Ab Donnerstag, den 22. April, öffnet das Festival bis zum Abschluss am 25. April seine Türen für das allgemeine Publikum in den Kinos Capitol, Grande Salle und Usine à Gaz. Im Rahmen der für Kulturanlässe erlaubten Teilnehmerzahl werden 57 Vorführungen von Filmen aus dem Programm des Internationalen Wettbewerbs, des Wettbewerbs Burning Lights, des Nationalen Wettbewerbs und des Wettbewerbs Grand Angle stattfinden.
Indessen werden seit Sonntag auch gegen 170 nationale und internationale Filmschaffende und Vertreter*innen der Filmindustrie erwartet, neben dem Ehrengast Emmanuel Carrière auch einige Regisseurinnen und Regisseure des internationalen Wettbewerbs Langfilm und anderer Sektionen. Das hybride Industry-Programm empfängt neben der künstlerischen Leiterin des Sundance Film Festivals Tabitha Jackson u.a. auch Carlo Chatrian, den künstlerischen Leiter der Berlinale. Für Interessenten ist die laufende Aktualisierung der Festivalwebsite höchst spannend
Zum Programm
142 Filme aus 58 Ländern sind aus 3000 Einsendungen für die diesjährige Festivalausgabe ausgewählt und programmiert worden. 82 Filme werden als Weltpremiere und 16 als internationale Premiere vorgestellt. Der Internationale Wettbewerb, der erneut auch von einer aus vier Mitgliedern bestehenden interreligiösen Jury online beurteilt wird, umfasst 13 Filme, davon 9 Weltpremieren und 4 Internationale Erstaufführungen aus 20 Ländern. Er zeigt den zeitgenössischen Dokumentarfilm in einer breiten und offenen Definition. Zu den weiteren Sektionen gehört unter anderen der Wettbewerb «Burning Lights», der sich mit 15 Lang- und mittellangen Filmen aus 15 Ländern neuen Filmsprachen und Stimmen, künstlerischen Recherchen und dem narrativen und formalen Experiment widmet. Der «Nationale Wettbewerb» zeigt 12 mittellange und lange (Ko-)Produktionen aus der Schweiz und die Sektion «Grand Angle» 11 Filme, die bereits auf anderen Festivals überzeugt haben.
Eröffnung des Festivals
Zur offiziellen Eröffnung des Festivals am 15. April, die ab 19h30 per Livestream aus der Uzine à Gaz in Nyon übertragen wurde, sprachen neben Bundesrat Alain Berset unter anderem auch Staatsrätin Cesla Amaralle und Nyons Gemeinderätin Fabienne Freymond Cantone.

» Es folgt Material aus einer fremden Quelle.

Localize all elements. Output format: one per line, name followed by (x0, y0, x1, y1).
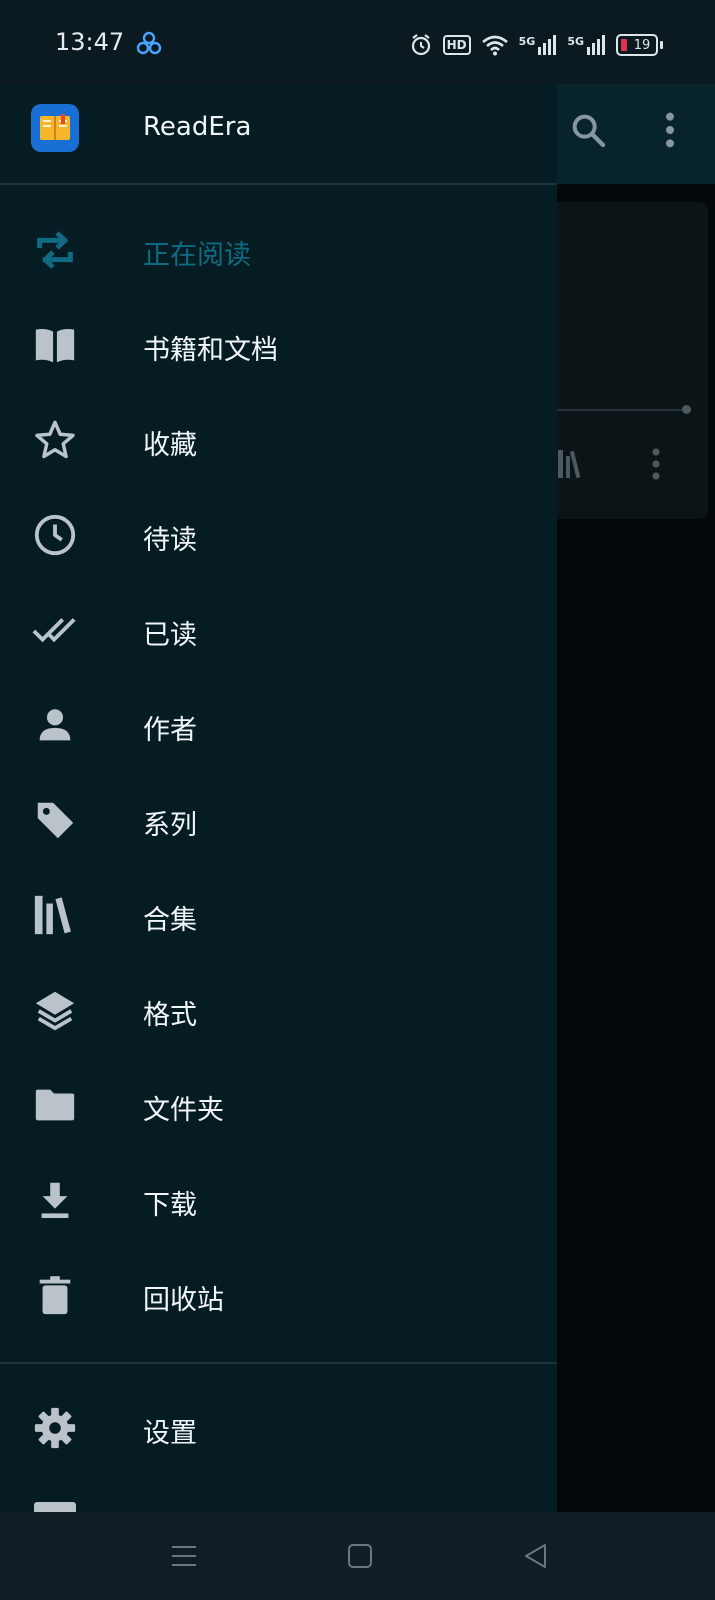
menu-label: 设置 (143, 1418, 197, 1449)
double-check-icon (32, 618, 76, 643)
menu-label: 待读 (143, 525, 197, 556)
navigation-drawer: ReadEra 正在阅读 书籍和文档 收藏 待读 已读 作者 系列 合集 格式 … (0, 0, 557, 1514)
tag-icon (37, 802, 74, 839)
folder-icon (35, 1089, 75, 1121)
menu-item-books-docs[interactable]: 书籍和文档 (0, 298, 557, 393)
signal-bars-icon (587, 35, 605, 55)
hd-badge: HD (442, 35, 471, 55)
card-more-icon (652, 448, 660, 480)
home-square-icon[interactable] (342, 1538, 378, 1574)
status-time: 13:47 (55, 28, 125, 56)
status-bar: 13:47 HD 5G 5G 19 (0, 0, 715, 84)
background-progress-dot (682, 405, 691, 414)
menu-item-trash[interactable]: 回收站 (0, 1248, 557, 1343)
menu-label: 文件夹 (143, 1095, 224, 1126)
footer-divider (0, 1362, 557, 1364)
status-icons: HD 5G 5G 19 (409, 30, 663, 60)
menu-label: 系列 (143, 810, 197, 841)
bookshelf-icon (558, 450, 581, 479)
menu-item-now-reading[interactable]: 正在阅读 (0, 203, 557, 298)
menu-label: 合集 (143, 905, 197, 936)
battery-icon: 19 (616, 34, 658, 56)
menu-item-have-read[interactable]: 已读 (0, 583, 557, 678)
drawer-header (0, 74, 557, 184)
book-logo-icon (40, 114, 70, 140)
search-icon (572, 114, 606, 148)
more-vertical-icon (666, 112, 674, 148)
menu-item-collections[interactable]: 合集 (0, 868, 557, 963)
repeat-icon (37, 231, 73, 269)
menu-label: 正在阅读 (143, 240, 251, 271)
menu-label: 书籍和文档 (143, 335, 278, 366)
menu-item-folders[interactable]: 文件夹 (0, 1058, 557, 1153)
menu-item-settings[interactable]: 设置 (0, 1381, 557, 1476)
menu-label: 作者 (143, 715, 197, 746)
star-outline-icon (35, 420, 75, 459)
menu-label: 回收站 (143, 1285, 224, 1316)
system-navigation-bar (0, 1512, 715, 1600)
menu-label: 格式 (143, 1000, 197, 1031)
bookshelf-icon (34, 895, 71, 935)
back-triangle-icon[interactable] (518, 1538, 554, 1574)
book-open-icon (35, 329, 75, 363)
app-title: ReadEra (143, 112, 252, 142)
menu-item-to-read[interactable]: 待读 (0, 488, 557, 583)
alarm-icon (411, 34, 430, 56)
signal-bars-icon (538, 35, 557, 55)
signal-5g-1: 5G (519, 35, 558, 55)
battery-indicator: 19 (616, 34, 663, 56)
menu-label: 下载 (143, 1190, 197, 1221)
menu-item-favorites[interactable]: 收藏 (0, 393, 557, 488)
notification-app-icon (136, 31, 162, 55)
wifi-icon (481, 35, 508, 56)
trash-icon (39, 1276, 71, 1315)
header-divider (0, 183, 557, 185)
battery-level: 19 (633, 37, 651, 53)
menu-label: 收藏 (143, 430, 197, 461)
menu-item-authors[interactable]: 作者 (0, 678, 557, 773)
menu-item-downloads[interactable]: 下载 (0, 1153, 557, 1248)
menu-item-formats[interactable]: 格式 (0, 963, 557, 1058)
background-progress-line (555, 409, 685, 411)
menu-item-series[interactable]: 系列 (0, 773, 557, 868)
download-icon (41, 1182, 69, 1219)
clock-icon (34, 514, 76, 556)
layers-icon (35, 991, 75, 1031)
app-logo (31, 104, 79, 152)
gear-icon (34, 1407, 76, 1449)
menu-label: 已读 (143, 620, 197, 651)
person-icon (39, 709, 71, 741)
menu-icon[interactable] (166, 1538, 202, 1574)
signal-5g-2: 5G (567, 35, 606, 55)
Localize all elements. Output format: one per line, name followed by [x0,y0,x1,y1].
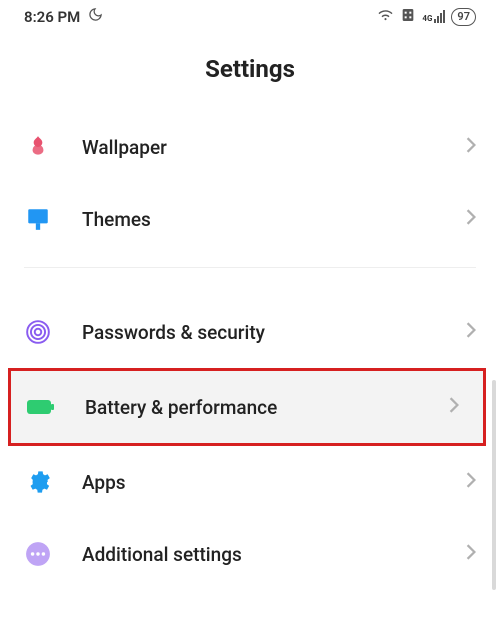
moon-icon [88,7,103,26]
chevron-right-icon [466,472,476,492]
status-left: 8:26 PM [24,7,103,26]
page-title: Settings [0,31,500,111]
settings-item-apps[interactable]: Apps [0,446,500,518]
chevron-right-icon [449,397,459,417]
chevron-right-icon [466,209,476,229]
chevron-right-icon [466,322,476,342]
scroll-indicator [492,380,496,590]
wifi-icon [377,6,394,27]
status-bar: 8:26 PM 4G 97 [0,0,500,31]
settings-item-wallpaper[interactable]: Wallpaper [0,111,500,183]
settings-item-label: Passwords & security [82,321,436,344]
fingerprint-icon [24,318,52,346]
sim-icon [400,7,416,27]
settings-item-label: Apps [82,471,436,494]
chevron-right-icon [466,137,476,157]
settings-item-label: Battery & performance [85,396,419,419]
settings-item-label: Wallpaper [82,136,436,159]
settings-list: Wallpaper Themes Passwords & security Ba… [0,111,500,590]
highlight-box: Battery & performance [8,368,486,446]
status-time: 8:26 PM [24,8,80,26]
settings-item-passwords[interactable]: Passwords & security [0,296,500,368]
themes-icon [24,205,52,233]
settings-item-themes[interactable]: Themes [0,183,500,255]
wallpaper-icon [24,133,52,161]
more-icon [24,540,52,568]
settings-item-label: Additional settings [82,543,436,566]
battery-indicator: 97 [451,8,476,26]
section-divider [24,267,476,268]
gear-icon [24,468,52,496]
signal-icon: 4G [422,10,445,23]
chevron-right-icon [466,544,476,564]
settings-item-battery[interactable]: Battery & performance [11,371,483,443]
settings-item-label: Themes [82,208,436,231]
settings-item-additional[interactable]: Additional settings [0,518,500,590]
battery-icon [27,393,55,421]
status-right: 4G 97 [377,6,476,27]
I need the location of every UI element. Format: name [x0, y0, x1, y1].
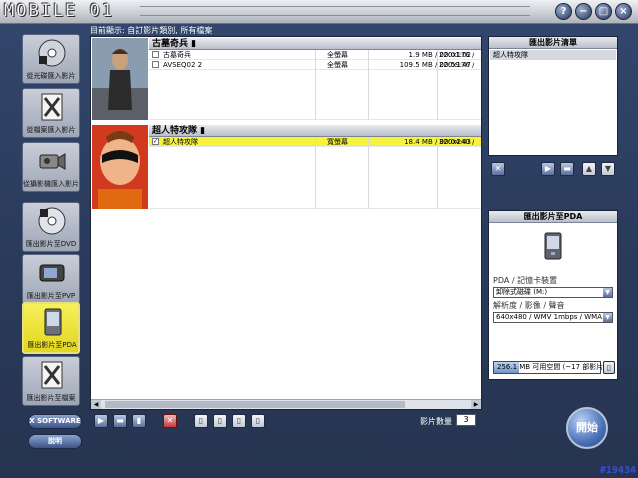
pda-export-icon: [44, 308, 62, 336]
move-up-button[interactable]: ▲: [582, 162, 596, 176]
chevron-down-icon[interactable]: ▼: [603, 288, 612, 297]
format-label: 解析度 / 影像 / 聲音: [493, 301, 565, 310]
preview-button[interactable]: ▶: [541, 162, 555, 176]
file-export-icon: [41, 361, 63, 389]
close-button[interactable]: ×: [615, 3, 632, 20]
move-down-button[interactable]: ▼: [601, 162, 615, 176]
chevron-down-icon[interactable]: ▼: [603, 313, 612, 322]
minimize-button[interactable]: −: [575, 3, 592, 20]
info-button[interactable]: ▮: [132, 414, 146, 428]
status-text: 目前顯示: 自訂影片類別, 所有檔案: [90, 26, 213, 35]
incredibles-thumbnail: [92, 125, 148, 209]
tool-button-3[interactable]: ▯: [232, 414, 246, 428]
export-pvp-button[interactable]: 匯出影片至PVP: [22, 254, 80, 304]
video-count-label: 影片數量: [420, 417, 452, 426]
import-camcorder-button[interactable]: 從攝影機匯入影片: [22, 142, 80, 192]
import-file-button[interactable]: 從檔案匯入影片: [22, 88, 80, 138]
tool-button-2[interactable]: ▯: [213, 414, 227, 428]
length-value: 0:04:43: [550, 144, 585, 153]
help-window-button[interactable]: ?: [555, 3, 572, 20]
help-button[interactable]: 說明: [28, 434, 82, 449]
play-button[interactable]: ▶: [94, 414, 108, 428]
device-select[interactable]: 卸除式磁碟 (M:) ▼: [493, 287, 613, 298]
row-checkbox[interactable]: ✓: [152, 138, 159, 145]
storage-info-button[interactable]: ▯: [603, 361, 615, 374]
export-list-title: 匯出影片清單: [489, 37, 617, 49]
export-file-button[interactable]: 匯出影片至檔案: [22, 356, 80, 406]
tool-button-4[interactable]: ▯: [251, 414, 265, 428]
row-checkbox[interactable]: [152, 51, 159, 58]
app-logo: MOBILE 01: [4, 1, 115, 21]
video-list: 古墓奇兵 ▮ 古墓奇兵 全螢幕 1.9 MB / 00:01:02 220x17…: [90, 36, 482, 410]
import-disc-button[interactable]: 從光碟匯入影片: [22, 34, 80, 84]
group-header[interactable]: 古墓奇兵 ▮: [149, 38, 481, 50]
dvd-export-icon: [38, 207, 66, 235]
camcorder-icon: [39, 153, 66, 170]
remove-item-button[interactable]: ✕: [491, 162, 505, 176]
row-checkbox[interactable]: [152, 61, 159, 68]
format-select[interactable]: 640x480 / WMV 1mbps / WMA ▼: [493, 312, 613, 323]
watermark: #19434: [599, 465, 636, 476]
pvp-export-icon: [39, 264, 65, 282]
video-count-value: 3: [456, 414, 476, 426]
export-dvd-button[interactable]: 匯出影片至DVD: [22, 202, 80, 252]
horizontal-scrollbar[interactable]: ◀ ▶: [91, 399, 481, 409]
export-pda-button[interactable]: 匯出影片至PDA: [22, 302, 80, 354]
tool-button-1[interactable]: ▯: [194, 414, 208, 428]
list-item[interactable]: 超人特攻隊: [490, 50, 616, 60]
device-label: PDA / 記憶卡裝置: [493, 276, 558, 285]
stop-preview-button[interactable]: ▬: [560, 162, 574, 176]
tomb-raider-thumbnail: [92, 38, 148, 120]
start-button[interactable]: 開始: [566, 407, 608, 449]
export-panel-title: 匯出影片至PDA: [489, 211, 617, 223]
scroll-left-icon[interactable]: ◀: [91, 400, 101, 409]
export-settings-panel: 匯出影片至PDA PDA / 記憶卡裝置 卸除式磁碟 (M:) ▼ 解析度 / …: [488, 210, 618, 380]
length-label: 片長: [490, 145, 506, 154]
group-header[interactable]: 超人特攻隊 ▮: [149, 125, 481, 137]
free-space-bar: 256.1 MB 可用空間 (~17 部影片): [493, 361, 606, 374]
maximize-button[interactable]: □: [595, 3, 612, 20]
title-bar: MOBILE 01 ? − □ ×: [0, 0, 638, 24]
scroll-right-icon[interactable]: ▶: [471, 400, 481, 409]
app-window: MOBILE 01 ? − □ × 從光碟匯入影片 從檔案匯入影片 從攝影機匯入…: [0, 0, 638, 478]
stop-button[interactable]: ▬: [113, 414, 127, 428]
export-list-panel: 匯出影片清單 超人特攻隊: [488, 36, 618, 156]
xsoftware-button[interactable]: X SOFTWARE: [28, 414, 82, 429]
pda-device-icon: [544, 232, 562, 260]
delete-button[interactable]: ✕: [163, 414, 177, 428]
file-import-icon: [41, 93, 63, 121]
disc-import-icon: [38, 39, 66, 67]
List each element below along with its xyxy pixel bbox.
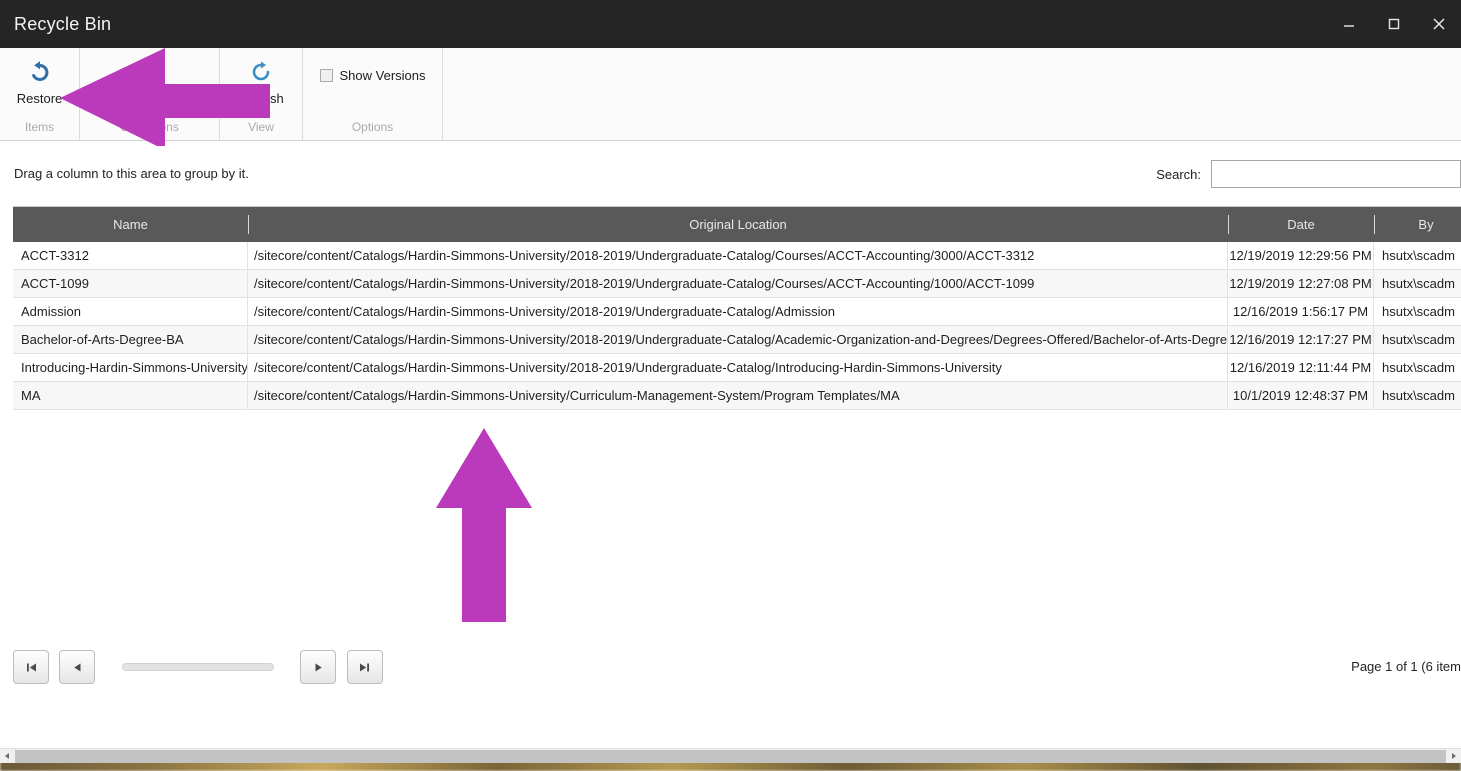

Danach folgte als Eröffnungsfilm aus der Sektion «Nationaler Wettbewerb» die Weltpremiere des Films «Les Guérisseurs» (Healers) von Marie-Eve Hildbrand (Schweiz 2021), der danach im Rahmen einer Spezialsendung am Freitag, 16. April um 20h15 auch von RTS2 ausgestrahlt und von Festivaldirektorin Emilie Bujès mit der Filmregisseurin diskutiert wurde. Ausgehend davon, dass der in Rente gehende Landarzt Dr. Hildebrand, einen Nachfolger sucht, eröffnen sich in «Les Guérisseurs» Fragen der Berufung und der tieferen Sinnhaftigkeit eines Dienstes am Anderen. Marie-Eve Hildebrand interessiert sich für die menschliche Seite eines Gesundheitssystems in tiefgreifendem Wandel.